A name change from Research in Motion to BlackBerry signifies a change in image, and a subtle admission to the failures of the past and a desire to move forward. The company is just a few weeks into the worldwide product launch and it is still too early to gauge BlackBerry's performance. Investors must wait until quarterly earnings on March 28, to get the first official glance at the success or failure of the new phones.
An upside/best-case scenario assumes much better than expected sales from the consumer market in all markets worldwide, slower legacy BlackBerry declines, upsell of value-added enterprise and consumer services, greater enterprise resiliency, and improved operational performance driving higher margins. BlackBerry makes its popular BBM chat system available on other platforms a clear winning move for the enterprise market, while consumer market sales continue to surprise in all markets worldwide. The strongest bearish BlackBerry analyst takes a second look at the company and changes guidance to a more favorable one.
Under this scenario, revenue for 2013 can grow in the 20-25% range to $15.04 billion with margins of 0.4% driving EPS to the $0.10-$0.15 range. 2014 will bring further growth and if the company continues the momentum, EPS can grow to $1 a share if not more. This is a somewhat believable and possible scenario, and if this is achieved the stock can see share prices at the very least double in price.
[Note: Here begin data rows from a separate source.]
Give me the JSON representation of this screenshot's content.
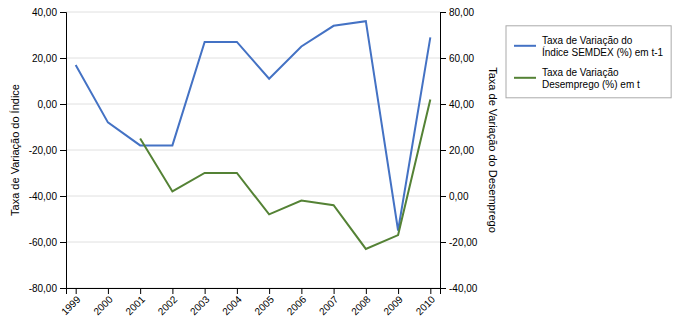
{
  "chart_data": {
    "type": "line",
    "x": [
      1999,
      2000,
      2001,
      2002,
      2003,
      2004,
      2005,
      2006,
      2007,
      2008,
      2009,
      2010
    ],
    "xlim": [
      1998.7,
      2010.3
    ],
    "xticks": [
      1999,
      2000,
      2001,
      2002,
      2003,
      2004,
      2005,
      2006,
      2007,
      2008,
      2009,
      2010
    ],
    "y_label": "Taxa de Variação do Índice",
    "y2_label": "Taxa de Variação do Desemprego",
    "ylim": [
      -80,
      40
    ],
    "yticks": [
      {
        "value": -80,
        "label": "-80,00"
      },
      {
        "value": -60,
        "label": "-60,00"
      },
      {
        "value": -40,
        "label": "-40,00"
      },
      {
        "value": -20,
        "label": "-20,00"
      },
      {
        "value": 0,
        "label": "0,00"
      },
      {
        "value": 20,
        "label": "20,00"
      },
      {
        "value": 40,
        "label": "40,00"
      }
    ],
    "y2lim": [
      -40,
      80
    ],
    "y2ticks": [
      {
        "value": -40,
        "label": "-40,00"
      },
      {
        "value": -20,
        "label": "-20,00"
      },
      {
        "value": 0,
        "label": "0,00"
      },
      {
        "value": 20,
        "label": "20,00"
      },
      {
        "value": 40,
        "label": "40,00"
      },
      {
        "value": 60,
        "label": "60,00"
      },
      {
        "value": 80,
        "label": "80,00"
      }
    ],
    "series": [
      {
        "name": "Taxa de Variação do\nÍndice SEMDEX (%) em t-1",
        "color": "#4472C4",
        "axis": "y",
        "values": [
          17,
          -8,
          -18,
          -18,
          27,
          27,
          11,
          25,
          34,
          36,
          -55,
          29
        ]
      },
      {
        "name": "Taxa de Variação\nDesemprego (%) em t",
        "color": "#548235",
        "axis": "y2",
        "values": [
          null,
          null,
          25,
          2,
          10,
          10,
          -8,
          -2,
          -4,
          -23,
          -17,
          42
        ]
      }
    ],
    "grid": true,
    "legend": "right"
  }
}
Under a neutral case scenario, BlackBerry sees better-than-expected sales that slightly beat (or match) the street's consensus. Product reviews are generally positive, but BlackBerry just can't keep up against Samsung's new GS4. BlackBerry will spend over $2 billion in sales and marketing in 2013 to advertise the new platform resulting in moderate success.
Revenue can grow 1% to $12.22 billion but EPS will be in the negative at around $-0.75. The company can improve EPS in 2014 in the range of $0.04-$0.10. The stock should see a decent appreciation to new 52-week highs, as the company has improved the business and outlook.
Worst case, the BlackBerry is a failure, like several of its previous releases. The phone is not living up to expectations, and an aggressive sales push by competitors especially Samsung kills any momentum BlackBerry once had. Sales are low in all key markets, and a failure in the United States.
Revenue will decline to $10 billion and EPS will worsen from current figures. The stock will drop to new 52-week lows, and BlackBerry will be an attractive takeover target as its assets, technology and proprietary knowledge still have value and interest for another firm to acquire.
On the consumer front, I am not yet convinced that the phone can live up to the hype. The lack of apps such as Netflix, Skype, Instagram might foreshadow the possibility of low sales growth. In a recent article, I blasted BlackBerry for disappointing customers and shareholders since 2008 and I would need to see a very positive quarterly result at the end of March before changing my views. I already indicated that this is a possibility, but until that confirmation, I see no reason for investors to rush in and buy the stock.